PM25 and species in CMAQ_v5.4

I had finished running CMAQ_v5.4, and working in analysis now. Here, I meet some questions.
PM25_TOT was extract from ELMO/AELMO file directly in SpecDef_cb6r3_ae7_aq.txt, I wonder how it calculated in detail, can you tell me which script should I check, how many species was included in PM25 ?

An overview of ELMO is provided in this appendix of the user guide.
The code implementation of the calculations is described in this section.
The two pieces of code defining and performing all calculations, including those for PM25_TOT, are ELMO_DATA.F and ELMO_PROC.F.

For PM25_TOT, the CMAQv5.4 ELMO calculations are equivalent to the definition of PM25_TOT in the SpecDef files released with earlier versions of CMAQ, e.g. here.

Dear Christian
Thanks for your help. I had extracted all of PM25 related variables from ELMO file. There are 22 variables in total, which include PM25 and other 21 variables(PM25_SO4, PM25_No3, PM25_NH4, PM25_CL, PM25_NA, PM25_EC, PM25_OC, PM25_OA, PM25_MG, PM25_K, PM25_CA, PM25_OTHER, PM25_FE, PM25_SI, PM25_TI, PM25_MN, PM25_AL, PM25_SOIL, PM25_UNSP1, PM25_UNSPCRS, PM25_HP). However, PM25 is not equal to the sum of other 21 variables.
SpecDef files in CMAQ_v5.3 calculate PM25 with variable of PM25AT, PM25AC, PM25CO, these variables were collect from PMDIAG and APMDIAG file(removed from v5.4), it brings new question.
I want to analysis differences of each species between different scenarios, could you please tell me how to calculate the detailed PM25 and component species, for example PM25= PM25_SO4+PM25_NO3+PM25_NH4……

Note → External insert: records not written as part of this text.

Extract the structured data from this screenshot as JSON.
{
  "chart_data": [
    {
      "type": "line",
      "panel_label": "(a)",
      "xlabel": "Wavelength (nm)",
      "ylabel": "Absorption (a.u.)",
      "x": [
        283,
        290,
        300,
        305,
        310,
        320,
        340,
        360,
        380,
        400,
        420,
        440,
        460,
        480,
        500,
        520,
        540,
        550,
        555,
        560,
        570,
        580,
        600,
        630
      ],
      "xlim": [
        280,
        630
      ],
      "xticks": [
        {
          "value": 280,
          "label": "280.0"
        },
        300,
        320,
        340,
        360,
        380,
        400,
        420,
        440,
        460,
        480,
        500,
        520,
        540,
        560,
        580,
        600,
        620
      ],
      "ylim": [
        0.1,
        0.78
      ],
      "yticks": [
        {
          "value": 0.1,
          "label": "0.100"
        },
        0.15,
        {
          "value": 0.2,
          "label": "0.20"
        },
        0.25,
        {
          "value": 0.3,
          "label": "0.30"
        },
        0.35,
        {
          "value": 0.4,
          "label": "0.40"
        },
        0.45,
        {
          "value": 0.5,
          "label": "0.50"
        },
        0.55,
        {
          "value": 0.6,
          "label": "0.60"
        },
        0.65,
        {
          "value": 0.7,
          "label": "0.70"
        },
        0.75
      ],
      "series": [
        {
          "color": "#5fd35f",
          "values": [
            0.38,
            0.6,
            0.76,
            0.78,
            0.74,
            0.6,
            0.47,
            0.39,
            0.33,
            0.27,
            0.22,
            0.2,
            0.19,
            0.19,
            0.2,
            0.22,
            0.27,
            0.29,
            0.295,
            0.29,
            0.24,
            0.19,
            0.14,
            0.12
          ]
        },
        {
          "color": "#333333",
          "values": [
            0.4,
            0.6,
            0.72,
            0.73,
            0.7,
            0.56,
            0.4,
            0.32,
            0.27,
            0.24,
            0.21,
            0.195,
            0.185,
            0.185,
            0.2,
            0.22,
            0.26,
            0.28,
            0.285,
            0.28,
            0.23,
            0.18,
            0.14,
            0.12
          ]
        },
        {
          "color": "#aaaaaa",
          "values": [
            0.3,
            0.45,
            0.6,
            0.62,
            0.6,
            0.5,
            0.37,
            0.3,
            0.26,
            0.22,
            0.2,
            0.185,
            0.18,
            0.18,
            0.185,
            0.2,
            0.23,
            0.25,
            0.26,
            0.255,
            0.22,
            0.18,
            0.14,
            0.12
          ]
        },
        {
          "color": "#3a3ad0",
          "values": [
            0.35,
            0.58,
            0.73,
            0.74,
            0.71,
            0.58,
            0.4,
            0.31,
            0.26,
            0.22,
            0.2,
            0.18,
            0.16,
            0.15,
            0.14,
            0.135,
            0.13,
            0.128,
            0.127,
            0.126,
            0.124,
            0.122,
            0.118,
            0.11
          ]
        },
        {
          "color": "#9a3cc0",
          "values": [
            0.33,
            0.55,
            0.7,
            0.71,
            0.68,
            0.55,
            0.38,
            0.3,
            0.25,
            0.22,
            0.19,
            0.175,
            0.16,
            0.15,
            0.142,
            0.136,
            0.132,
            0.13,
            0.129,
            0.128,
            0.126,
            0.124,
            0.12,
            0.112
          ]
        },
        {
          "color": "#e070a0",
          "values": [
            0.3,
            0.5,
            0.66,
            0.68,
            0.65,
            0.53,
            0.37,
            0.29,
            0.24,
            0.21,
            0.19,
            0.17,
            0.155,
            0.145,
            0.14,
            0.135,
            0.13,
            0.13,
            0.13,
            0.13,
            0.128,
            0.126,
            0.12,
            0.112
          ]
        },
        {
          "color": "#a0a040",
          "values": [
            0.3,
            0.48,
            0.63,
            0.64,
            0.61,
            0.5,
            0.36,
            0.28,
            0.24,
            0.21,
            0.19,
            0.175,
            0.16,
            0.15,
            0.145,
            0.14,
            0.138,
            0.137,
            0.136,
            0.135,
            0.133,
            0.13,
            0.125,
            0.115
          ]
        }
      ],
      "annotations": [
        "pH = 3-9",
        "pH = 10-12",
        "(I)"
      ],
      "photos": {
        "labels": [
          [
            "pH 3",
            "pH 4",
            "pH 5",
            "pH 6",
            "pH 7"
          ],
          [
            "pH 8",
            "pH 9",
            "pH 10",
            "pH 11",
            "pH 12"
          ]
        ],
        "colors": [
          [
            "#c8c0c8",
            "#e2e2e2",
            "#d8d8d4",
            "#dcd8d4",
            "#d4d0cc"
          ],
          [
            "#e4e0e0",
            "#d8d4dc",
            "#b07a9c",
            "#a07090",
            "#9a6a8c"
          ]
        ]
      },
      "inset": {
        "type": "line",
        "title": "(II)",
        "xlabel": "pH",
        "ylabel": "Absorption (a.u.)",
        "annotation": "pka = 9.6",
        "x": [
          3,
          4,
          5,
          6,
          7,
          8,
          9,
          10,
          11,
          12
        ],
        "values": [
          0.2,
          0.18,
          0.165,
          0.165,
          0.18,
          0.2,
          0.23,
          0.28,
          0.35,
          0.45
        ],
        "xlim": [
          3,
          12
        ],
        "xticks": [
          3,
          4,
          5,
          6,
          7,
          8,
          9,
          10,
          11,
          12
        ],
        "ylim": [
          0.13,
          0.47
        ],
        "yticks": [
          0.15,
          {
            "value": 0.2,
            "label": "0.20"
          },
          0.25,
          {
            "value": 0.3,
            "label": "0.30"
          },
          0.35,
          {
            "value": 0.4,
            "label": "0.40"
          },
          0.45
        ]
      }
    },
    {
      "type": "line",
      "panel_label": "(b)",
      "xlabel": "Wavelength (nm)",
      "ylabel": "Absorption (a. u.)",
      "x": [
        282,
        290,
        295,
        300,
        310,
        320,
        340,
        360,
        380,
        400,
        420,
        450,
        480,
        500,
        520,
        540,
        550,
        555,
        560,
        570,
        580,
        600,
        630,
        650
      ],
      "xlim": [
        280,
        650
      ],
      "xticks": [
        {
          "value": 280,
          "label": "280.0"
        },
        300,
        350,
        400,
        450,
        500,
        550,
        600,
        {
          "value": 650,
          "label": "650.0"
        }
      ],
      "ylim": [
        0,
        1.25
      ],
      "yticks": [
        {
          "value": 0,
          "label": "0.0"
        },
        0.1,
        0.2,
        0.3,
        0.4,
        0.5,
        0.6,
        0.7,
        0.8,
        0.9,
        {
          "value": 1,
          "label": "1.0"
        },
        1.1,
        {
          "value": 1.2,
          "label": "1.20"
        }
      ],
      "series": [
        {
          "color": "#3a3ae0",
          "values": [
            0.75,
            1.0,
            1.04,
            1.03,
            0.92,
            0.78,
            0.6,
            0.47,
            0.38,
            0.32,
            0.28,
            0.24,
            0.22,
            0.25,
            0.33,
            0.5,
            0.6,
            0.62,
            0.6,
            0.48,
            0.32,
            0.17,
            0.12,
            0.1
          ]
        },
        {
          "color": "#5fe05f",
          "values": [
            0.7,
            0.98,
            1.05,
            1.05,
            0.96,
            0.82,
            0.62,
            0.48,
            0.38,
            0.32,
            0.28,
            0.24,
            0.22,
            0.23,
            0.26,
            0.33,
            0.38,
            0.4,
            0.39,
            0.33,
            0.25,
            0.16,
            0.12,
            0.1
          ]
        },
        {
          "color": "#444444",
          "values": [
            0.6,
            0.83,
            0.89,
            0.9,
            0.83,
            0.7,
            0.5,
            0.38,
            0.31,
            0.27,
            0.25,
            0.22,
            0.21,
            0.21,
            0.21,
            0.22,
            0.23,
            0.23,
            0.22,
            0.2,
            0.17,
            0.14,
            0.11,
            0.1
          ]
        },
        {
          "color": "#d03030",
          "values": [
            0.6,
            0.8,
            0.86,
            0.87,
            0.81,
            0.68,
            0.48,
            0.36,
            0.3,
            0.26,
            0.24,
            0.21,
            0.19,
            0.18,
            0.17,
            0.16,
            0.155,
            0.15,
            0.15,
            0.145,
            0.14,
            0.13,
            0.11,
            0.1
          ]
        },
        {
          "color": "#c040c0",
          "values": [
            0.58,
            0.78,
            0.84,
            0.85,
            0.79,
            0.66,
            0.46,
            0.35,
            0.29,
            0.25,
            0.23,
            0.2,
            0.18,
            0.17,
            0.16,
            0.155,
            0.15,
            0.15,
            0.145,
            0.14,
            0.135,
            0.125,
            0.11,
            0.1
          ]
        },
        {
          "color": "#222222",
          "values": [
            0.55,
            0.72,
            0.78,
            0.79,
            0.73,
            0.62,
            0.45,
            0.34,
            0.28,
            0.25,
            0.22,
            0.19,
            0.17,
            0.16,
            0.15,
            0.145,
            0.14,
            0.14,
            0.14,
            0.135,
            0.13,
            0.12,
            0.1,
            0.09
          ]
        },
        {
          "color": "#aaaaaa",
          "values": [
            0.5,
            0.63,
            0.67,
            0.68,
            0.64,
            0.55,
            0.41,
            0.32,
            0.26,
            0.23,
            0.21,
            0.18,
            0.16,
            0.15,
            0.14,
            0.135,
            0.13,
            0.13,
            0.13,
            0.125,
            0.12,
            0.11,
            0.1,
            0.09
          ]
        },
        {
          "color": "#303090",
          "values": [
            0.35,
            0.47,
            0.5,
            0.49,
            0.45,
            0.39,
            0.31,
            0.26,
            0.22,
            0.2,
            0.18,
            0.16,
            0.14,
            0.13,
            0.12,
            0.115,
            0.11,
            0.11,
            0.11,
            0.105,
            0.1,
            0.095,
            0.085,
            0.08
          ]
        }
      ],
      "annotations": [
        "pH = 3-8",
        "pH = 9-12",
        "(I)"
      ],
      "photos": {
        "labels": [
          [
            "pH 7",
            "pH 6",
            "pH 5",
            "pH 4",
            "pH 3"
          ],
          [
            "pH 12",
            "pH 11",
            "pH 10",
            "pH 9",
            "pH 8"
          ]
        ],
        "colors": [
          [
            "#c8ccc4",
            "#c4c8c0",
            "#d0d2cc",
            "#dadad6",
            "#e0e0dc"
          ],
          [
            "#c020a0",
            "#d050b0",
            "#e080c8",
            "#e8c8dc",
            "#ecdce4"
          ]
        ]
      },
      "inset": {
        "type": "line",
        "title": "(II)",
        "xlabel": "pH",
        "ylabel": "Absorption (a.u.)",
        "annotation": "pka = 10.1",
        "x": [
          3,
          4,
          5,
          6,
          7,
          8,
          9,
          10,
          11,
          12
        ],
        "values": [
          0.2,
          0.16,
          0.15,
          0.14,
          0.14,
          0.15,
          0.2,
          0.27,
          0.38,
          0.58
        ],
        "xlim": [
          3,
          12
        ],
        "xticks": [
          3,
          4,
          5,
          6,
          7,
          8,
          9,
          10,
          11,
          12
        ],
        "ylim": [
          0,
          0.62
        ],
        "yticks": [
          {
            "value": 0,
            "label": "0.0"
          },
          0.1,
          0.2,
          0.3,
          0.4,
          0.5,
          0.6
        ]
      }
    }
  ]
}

Please have a look at section F2 of the ELMO documentation that specifically talks about the relationship of ELMO to previous CMAQ versions.

PM25AT from CMAQv5.3 APMDIAG has been renamed to FPM25AIT in CMAQv5.4 ELMO, PM25AC to FPM25ACC, etc… These cutoff fractions are included in the ELMO files if the ELMO keyword DEFAULT was specified in the configuration file, i.e. MISC_CTRL_NML

The definition of the PM2.5 variables in the ELMO output is identical to the definition in the v5.3.3 SpecDef file, if that species existed in the CMAQv5.3.3. SpecDef file. For those cutoff-specific PM2.5 species that were not defined in the v5.3.3 SpecDef file, you will need to look at the code in ELMO_DATA.F and ELMO_PROC.F. For example, PM25_UNSPCRS was not a part of v5.3.3, and in v54 it is defined as the non-speciated portion of the coarse mode species ASOIL and ACORS that falls in the PM2.5 size cutoff range (see lines 1548 - 1556 of ELMO_PROC.F). Therefore, you can reference the v5.3.3. SpecDef files for PM2.5 species defined in v5.3.3. (their definition did not change in v5.4) but will need to reference the v5.4ELMO code (the two files I mentioned in my initial post) to get details on how PM2.5 v5.4 species not defined v5.3.3 are being computed. Importantly, the definition of total PM2.5 mass (PM25 in v54 and PM25_TOT in v5.3.3) is identical in both versions.

The reason that the sum of the 21 species-specific variables is greater than the total PM25 mass in either CMAQv5.3.3 or CMAQv5.4 is that there is some overlap in mass between what is represented by some of these species. For example, PM25_OA is the total mass of organic aerosols while PM25_OC is only the mass of the carbon portion of these aerosols, so if you were to sum PM25_OA and PM25_OC in your total PM25 computation, you would double count that carbon portion. The reason both PM25_OA and PM25_OC are present in the output file is that PM25_OC can be used for comparisons to observations while PM_OA provides the full accounting for the mass CMAQ calculates for these aerosols, even if that quantity cannot routinely be measured.